Same Pedal, Slight Differences

[dafortier]

I may have found something of interest.  I went through all of the capacitors in the drive section and they are all the correct values and all identical.  I didn't remove them to check their actual vaules.. Actually, I don't really know how to do that anyway.  So I started checking the resistors.  They all checked out with the correct values, with the exception of a few and that could be because of their respective connected components.  I compared those ones between the two pedals and they were the same on both, so they seem fine.

However... R12.  On pedal A I can't get a reading at all.  The meter looks like it's quickly charging and discharging but never showing an actual reading.  BUT on pedal B it slowly builds up to 420k and stays there.  Attached is the schematic and circled is the resistor in question.

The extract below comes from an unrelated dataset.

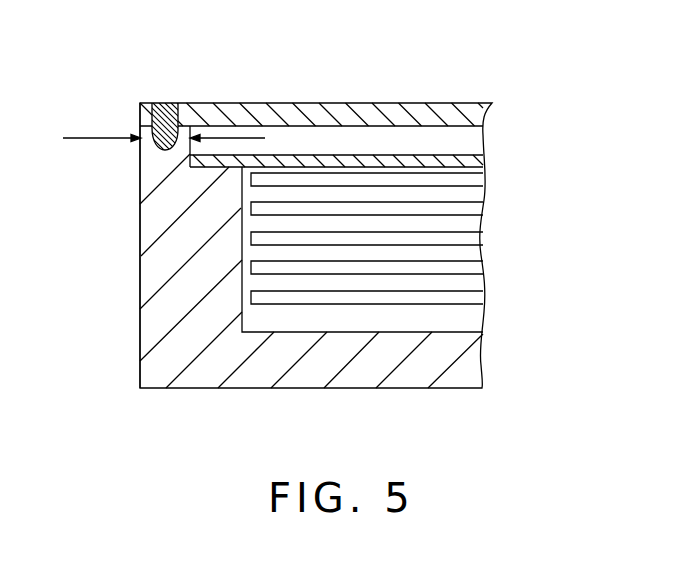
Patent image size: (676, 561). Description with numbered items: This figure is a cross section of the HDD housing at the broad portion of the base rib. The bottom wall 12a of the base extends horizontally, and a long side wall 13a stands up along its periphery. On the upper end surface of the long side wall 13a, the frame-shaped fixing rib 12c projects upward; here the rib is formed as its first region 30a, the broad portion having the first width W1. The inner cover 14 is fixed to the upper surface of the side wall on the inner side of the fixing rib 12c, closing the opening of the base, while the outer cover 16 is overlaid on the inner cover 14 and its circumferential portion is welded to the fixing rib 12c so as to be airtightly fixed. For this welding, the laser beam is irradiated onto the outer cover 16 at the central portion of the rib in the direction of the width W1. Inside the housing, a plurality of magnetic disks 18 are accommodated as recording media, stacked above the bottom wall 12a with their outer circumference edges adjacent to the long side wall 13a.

Could C8 or C7 on pedal B be bad?

[dafortier]

Well this is crazy. I thought I needed a better way to AB these pedals so I rounded up some spare parts and robbed another old pedal and built an A/B switcher.  Once hooked up I was able to switch quickly between the two.

I was able to dial in the exact identical tone on both. I mean indistinguishable! Even with that weird capacitor/resistor reading I had earlier.

Before this I would either try them one at a time or I'd run pedal A into Pedal B, or vice versa. Neither was ideal. Esp for weeding out such small differences. What I was hearing could have been just the compounded effect of having them back to back.

Still got allot of good info on the thread. But I think I've got this one solved! Thanks for all the help!

Sent from my VS995 using Tapatalk

[Fender3D]

Stomping on the psychoacoustic field?
I wonder if this happens to the sound gurus as well....

[teemuk]

This is something that's always stumped me until recently. How can a large pedal company manufacture so many pedals and have them all sound the same when they're using components with tolerances on the order of 20%?

Sometimes it matters, sometimes it doesn't. In my experience, when manufacturers DO need consistency they only use those poor tolerance components in places where it doesn't matter.

Not to mention, great deal of circuit design aims for minimizing inconsistency issues that are due to device or component variation.

For example, gain of a generic bipolar transistor can vary much more than 20%. In a simple common emitter amp circuit you most likely identify effects of such variation. I'm pretty sure you identify them much more easily than, say, identifying 20% tolerance difference in filter cap capacitance. ...And then we proceed to put hundreds of those transistors to an integrated circuit like an opamp, wrap it to a global feedback loop, and -drumroll- suddenly only the feeeback loop components display any prominent effects of tolerance drift. Why? Because the circuit design has eliminated slight effects of component variation, and we can expect consistent performance.

IMO, the designers used those 20% tolerance components because they could, with sufficiently consistent results. No, same designers likely wouldn't have put them to a RF tuning circuitry that needs to operate precicely, but that's the point. 20% tolerance is quite sufficient to stuff that is not precision circuitry, like guitar effects, amps and alike (even now you have to focus to hear a difference), especially because there are circuit designs that minimize "external effects", and plenty of places in the circuit where 20% tolerance doesn't matter at all (e.g. filter caps, almost all components inside global feedback loops, etc.). If something really, really, needed to be consistent then the designer would have chosen smaller tolerance for those parts. There usually aren't that many in a generic guitar effect circuit.